Şimdi Dünya’nın hala düz olduğunu iddia edenler söylesin bakalım: Madem Dünya bir küre değil, onu düz bir zemine aktarmak neden bu kadar zor?
İlk bakışta bir harita yapmak kolay gözüküyor. Küreyi al, dış katmanı soy ve düz bir şekilde ser. Tebrikler, bir haritanız var. Ama bu kadar çabuk sevinmeyin çünkü küreler, dikdörtgenlere ya da iki boyutlu herhangi bir şeye bu kadar çabuk dönüşemez.
Gezegenimizin hiçbir iki boyutlu gösterimi tam olarak doğru olamıyor. Bu matematiksel bir konu. Ama feci bir şekilde doğruya yakın olabiliyor. İşte bu yüzden geçtiğimiz günlerde Japonya’da bir haritalama, küremizi düz bir yüzeye iyi bir şekilde aktardığı için İyi Tasarım Ödülü’nü kazandı. Ödülün verildiği internet sitesine göre AutoGrap Dünya haritası, “tüm okyanusları ve ihmal edilen Antartika kıtası da dahil olmak üzere tüm kıtaları doğru bir şekilde temsil ediyor”muş.

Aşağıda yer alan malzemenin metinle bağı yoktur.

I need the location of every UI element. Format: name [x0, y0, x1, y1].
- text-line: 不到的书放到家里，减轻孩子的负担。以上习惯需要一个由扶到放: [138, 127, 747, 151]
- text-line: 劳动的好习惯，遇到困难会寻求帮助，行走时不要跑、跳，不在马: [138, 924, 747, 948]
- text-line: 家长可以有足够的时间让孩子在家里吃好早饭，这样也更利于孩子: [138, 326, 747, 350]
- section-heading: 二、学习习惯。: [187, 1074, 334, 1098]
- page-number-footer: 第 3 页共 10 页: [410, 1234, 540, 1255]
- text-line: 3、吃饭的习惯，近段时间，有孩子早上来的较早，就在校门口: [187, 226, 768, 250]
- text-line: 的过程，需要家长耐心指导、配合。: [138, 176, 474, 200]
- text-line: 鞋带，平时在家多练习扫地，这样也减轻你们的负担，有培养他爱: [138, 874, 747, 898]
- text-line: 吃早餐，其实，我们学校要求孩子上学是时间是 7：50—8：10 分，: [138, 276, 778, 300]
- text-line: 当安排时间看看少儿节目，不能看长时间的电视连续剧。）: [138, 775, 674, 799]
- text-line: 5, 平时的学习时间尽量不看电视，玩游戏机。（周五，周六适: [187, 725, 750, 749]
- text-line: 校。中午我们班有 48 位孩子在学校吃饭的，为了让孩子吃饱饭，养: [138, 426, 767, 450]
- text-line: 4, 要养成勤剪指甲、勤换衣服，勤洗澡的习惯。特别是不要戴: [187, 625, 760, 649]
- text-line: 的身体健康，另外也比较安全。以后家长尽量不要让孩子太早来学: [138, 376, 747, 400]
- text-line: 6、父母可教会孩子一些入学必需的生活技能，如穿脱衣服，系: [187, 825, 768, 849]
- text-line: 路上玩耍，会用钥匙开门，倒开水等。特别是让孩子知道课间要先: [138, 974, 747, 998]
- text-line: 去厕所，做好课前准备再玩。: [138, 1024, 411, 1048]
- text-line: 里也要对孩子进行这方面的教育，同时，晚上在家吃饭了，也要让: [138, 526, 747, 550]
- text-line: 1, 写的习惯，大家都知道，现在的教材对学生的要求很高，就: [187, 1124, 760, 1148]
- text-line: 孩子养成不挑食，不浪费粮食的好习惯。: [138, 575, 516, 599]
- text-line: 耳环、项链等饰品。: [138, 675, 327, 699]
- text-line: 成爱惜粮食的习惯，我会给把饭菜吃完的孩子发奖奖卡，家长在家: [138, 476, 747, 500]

Bu mükemmel bir harita değil ama neredeyse buna yakın. AutoGraph haritasının yaratıcısı mimar “>Hajime Narukawa, haritasını yaratırken biraz hile yapmış olmalı. Bir küreyi soymak yerine, Dünya yüzeyini 96 üçgene bölüp bunları tetrahedron (bunu üç yüzlü piramit olarak düşünebilirsiniz) şekillerin üzerine aktarmış. Buradan yola çıkarak, her ne kadar bu görünüm daha alışık olduğumuz haritalara kıyasla biraz dengesiz görünse bile , gezegenimizin iki boyutlu daha iyi bir görünümü için tetrahedronlar, dikdörtgen (veya harita okuyucular isterse) üçgen şeklinde açılabilir.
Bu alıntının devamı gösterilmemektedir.